CPS uses potentially biased AI screening tools

Over the past seven years, employees at the Allegheny County Department of Human Services have frequently used an AI risk model prediction program to help assess children’s risk factors for foster care in the Pittsburgh area. In recent months, however, the underlying algorithms behind the Allegheny Family Screening Tool (AFST) have come under increased scrutiny for their opaque design, taking into account the longstanding racial, class, and gender biases of predictive AI tools.

Previous research by the Associate Press of the Allegheny Family Screening Tool’s algorithm found that certain data points could be interpreted as surrogate descriptions for racial groups. But now it appears that the AFST could also affect families within the disability community, as well as families with a history of mental illness. And the Justice Department takes note.

[Related: The White House’s new ‘AI Bill of Rights’ plans to tackle racist and biased algorithms.]
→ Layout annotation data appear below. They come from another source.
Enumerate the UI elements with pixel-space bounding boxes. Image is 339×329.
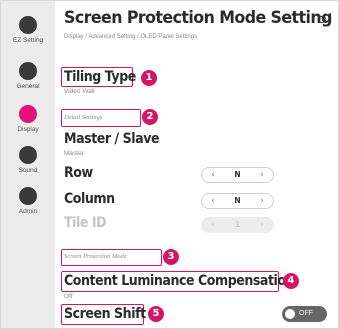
chevron-right-icon[interactable]: › [255,194,269,208]
callout-badge-2: 2 [142,109,158,125]
sidebar-item-general[interactable]: General [1,62,55,90]
row-label: Row [64,165,93,181]
row-stepper[interactable]: ‹ N › [201,167,274,183]
screen-shift-label: Screen Shift [64,306,146,322]
master-slave-label[interactable]: Master / Slave [64,131,160,147]
callout-badge-1: 1 [141,70,157,86]
sidebar: EZ Setting General Display Sound Admin [1,1,55,328]
screen-shift-toggle[interactable]: OFF [282,306,327,322]
sidebar-item-ez-setting[interactable]: EZ Setting [1,16,55,44]
sidebar-item-label: Admin [18,208,38,215]
sidebar-item-label: Display [17,126,39,133]
chevron-right-icon[interactable]: › [255,168,269,182]
display-icon [19,105,37,123]
ez-setting-icon [19,16,37,34]
sidebar-item-label: Sound [18,167,38,174]
column-stepper[interactable]: ‹ N › [201,193,274,209]
general-icon [19,62,37,80]
callout-badge-4: 4 [283,273,299,289]
toggle-knob [285,309,295,319]
sidebar-item-admin[interactable]: Admin [1,187,55,215]
toggle-state: OFF [299,310,313,317]
sidebar-item-sound[interactable]: Sound [1,146,55,174]
master-slave-value: Master [64,150,84,157]
settings-panel: Screen Protection Mode Setting ⮌ Display… [55,1,338,328]
tile-id-label: Tile ID [64,215,107,231]
page-title: Screen Protection Mode Setting [64,8,332,28]
admin-icon [19,187,37,205]
sidebar-item-label: General [16,83,40,90]
column-label: Column [64,191,115,207]
protection-mode-heading: Screen Protection Mode [64,253,127,260]
chevron-right-icon: › [260,220,264,230]
sidebar-item-display[interactable]: Display [1,105,55,133]
sound-icon [19,146,37,164]
sidebar-item-label: EZ Setting [12,37,44,44]
detail-settings-heading: Detail Settings [64,114,103,121]
tile-id-stepper: ‹ 1 › [201,217,274,233]
callout-badge-5: 5 [148,306,164,322]
tiling-type-value: Video Wall [64,88,95,95]
tiling-type-label[interactable]: Tiling Type [64,69,136,85]
back-icon[interactable]: ⮌ [314,11,330,27]
app-window: EZ Setting General Display Sound Admin S… [0,0,339,329]
breadcrumb: Display / Advanced Setting / OLED Panel … [64,34,198,40]
callout-badge-3: 3 [163,249,179,265]
luminance-compensation-value: Off [64,293,73,300]
luminance-compensation-label[interactable]: Content Luminance Compensation [64,273,295,289]
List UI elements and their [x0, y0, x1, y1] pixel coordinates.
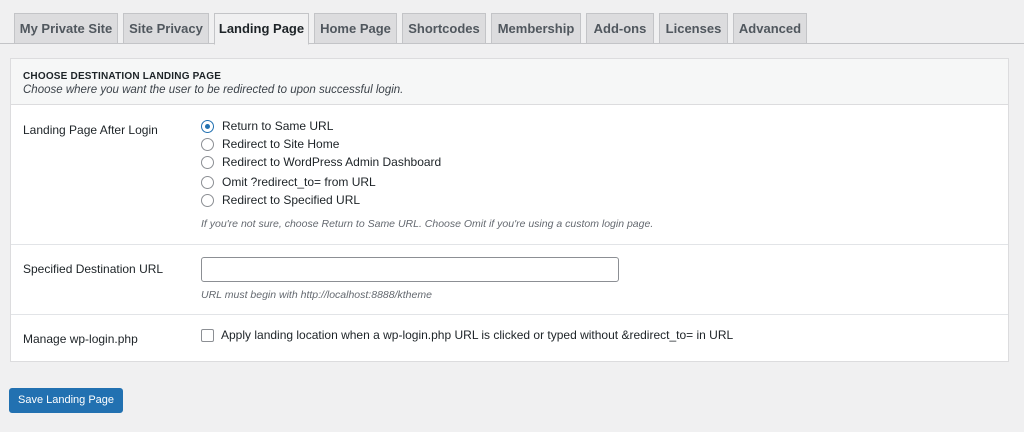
radio-label: Redirect to Specified URL: [222, 193, 361, 207]
save-landing-page-button[interactable]: Save Landing Page: [9, 388, 123, 413]
landing-page-settings-card: CHOOSE DESTINATION LANDING PAGE Choose w…: [10, 58, 1009, 362]
tab-home-page[interactable]: Home Page: [314, 13, 397, 44]
tab-advanced[interactable]: Advanced: [733, 13, 807, 44]
radio-redirect-specified-url[interactable]: Redirect to Specified URL: [201, 192, 360, 208]
section-title: CHOOSE DESTINATION LANDING PAGE: [23, 71, 222, 82]
radio-return-same-url[interactable]: Return to Same URL: [201, 118, 333, 134]
tab-my-private-site[interactable]: My Private Site: [14, 13, 118, 44]
radio-omit-redirect-to[interactable]: Omit ?redirect_to= from URL: [201, 174, 376, 190]
landing-hint: If you're not sure, choose Return to Sam…: [201, 218, 654, 230]
destination-url-hint: URL must begin with http://localhost:888…: [201, 289, 432, 301]
tab-shortcodes[interactable]: Shortcodes: [402, 13, 486, 44]
apply-landing-checkbox-label[interactable]: Apply landing location when a wp-login.p…: [221, 328, 733, 342]
tab-site-privacy[interactable]: Site Privacy: [123, 13, 209, 44]
apply-landing-checkbox[interactable]: [201, 329, 214, 342]
landing-page-label: Landing Page After Login: [23, 123, 158, 137]
settings-tabs: My Private Site Site Privacy Landing Pag…: [0, 0, 1024, 45]
tab-add-ons[interactable]: Add-ons: [586, 13, 654, 44]
radio-button[interactable]: [201, 119, 214, 133]
manage-wp-login-label: Manage wp-login.php: [23, 332, 138, 346]
radio-label: Redirect to WordPress Admin Dashboard: [222, 155, 442, 169]
destination-url-label: Specified Destination URL: [23, 262, 164, 276]
radio-redirect-site-home[interactable]: Redirect to Site Home: [201, 136, 339, 152]
radio-redirect-admin-dashboard[interactable]: Redirect to WordPress Admin Dashboard: [201, 154, 441, 170]
tab-membership[interactable]: Membership: [491, 13, 581, 44]
row-divider: [11, 244, 1008, 245]
destination-url-input[interactable]: [201, 257, 619, 282]
radio-button[interactable]: [201, 155, 214, 169]
radio-label: Omit ?redirect_to= from URL: [222, 175, 376, 189]
section-header: CHOOSE DESTINATION LANDING PAGE Choose w…: [11, 59, 1008, 105]
radio-button[interactable]: [201, 175, 214, 189]
section-subtitle: Choose where you want the user to be red…: [23, 84, 404, 96]
radio-button[interactable]: [201, 137, 214, 151]
radio-label: Return to Same URL: [222, 119, 334, 133]
tab-licenses[interactable]: Licenses: [659, 13, 728, 44]
row-divider: [11, 314, 1008, 315]
radio-label: Redirect to Site Home: [222, 137, 340, 151]
tab-landing-page[interactable]: Landing Page: [214, 13, 309, 45]
radio-button[interactable]: [201, 193, 214, 207]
According to a new report released today by the Associated PressSeveral formal complaints regarding the AFST have been filed through the Justice Department’s Civil Rights Division, citing the AP‘s previous research into its potential problems. Anonymous sources within the Justice Department say officials are concerned that the AFST’s over-reliance on potentially skewed historical data risks “automating past inequalities,” particularly long-standing prejudices against people with disabilities and mental health problems.

The AP explains that the Allegheny Family Screening Tool uses a “groundbreaking” AI program that it claims is designed to help overworked social workers in the Pittsburgh area identify which families need further investigation into child support claims. More specifically, the tool was developed to help predict the potential risk of a child being placed in foster care within two years of a family background assessment.

The AFST’s black box design reportedly considers numerous case factors, including “personal information and birth, Medicaid, substance abuse, mental health, prison and probation records, and other government records” to determine further investigations for neglect. Although human social workers ultimately decide whether or not to follow up cases based on the results of the AFST algorithm, critics argue that the program’s potentially erroneous judgments could influence staff decisions.

[Related: The racist history behind using biology in criminology.]

A spokesman for the Allegheny County Department of Human Services told the AP that they are not aware of any complaints from the Justice Department, nor are they willing to discuss the larger criticism of the screening tool.

Child protection systems have long been heavily criticized for both their overall effectiveness and the disproportionate impact black, disabled, poor and otherwise marginalized families face. The AFST official website contains numerous third-party studies, reports, and articles that confirm the program’s supposed reliability and usefulness.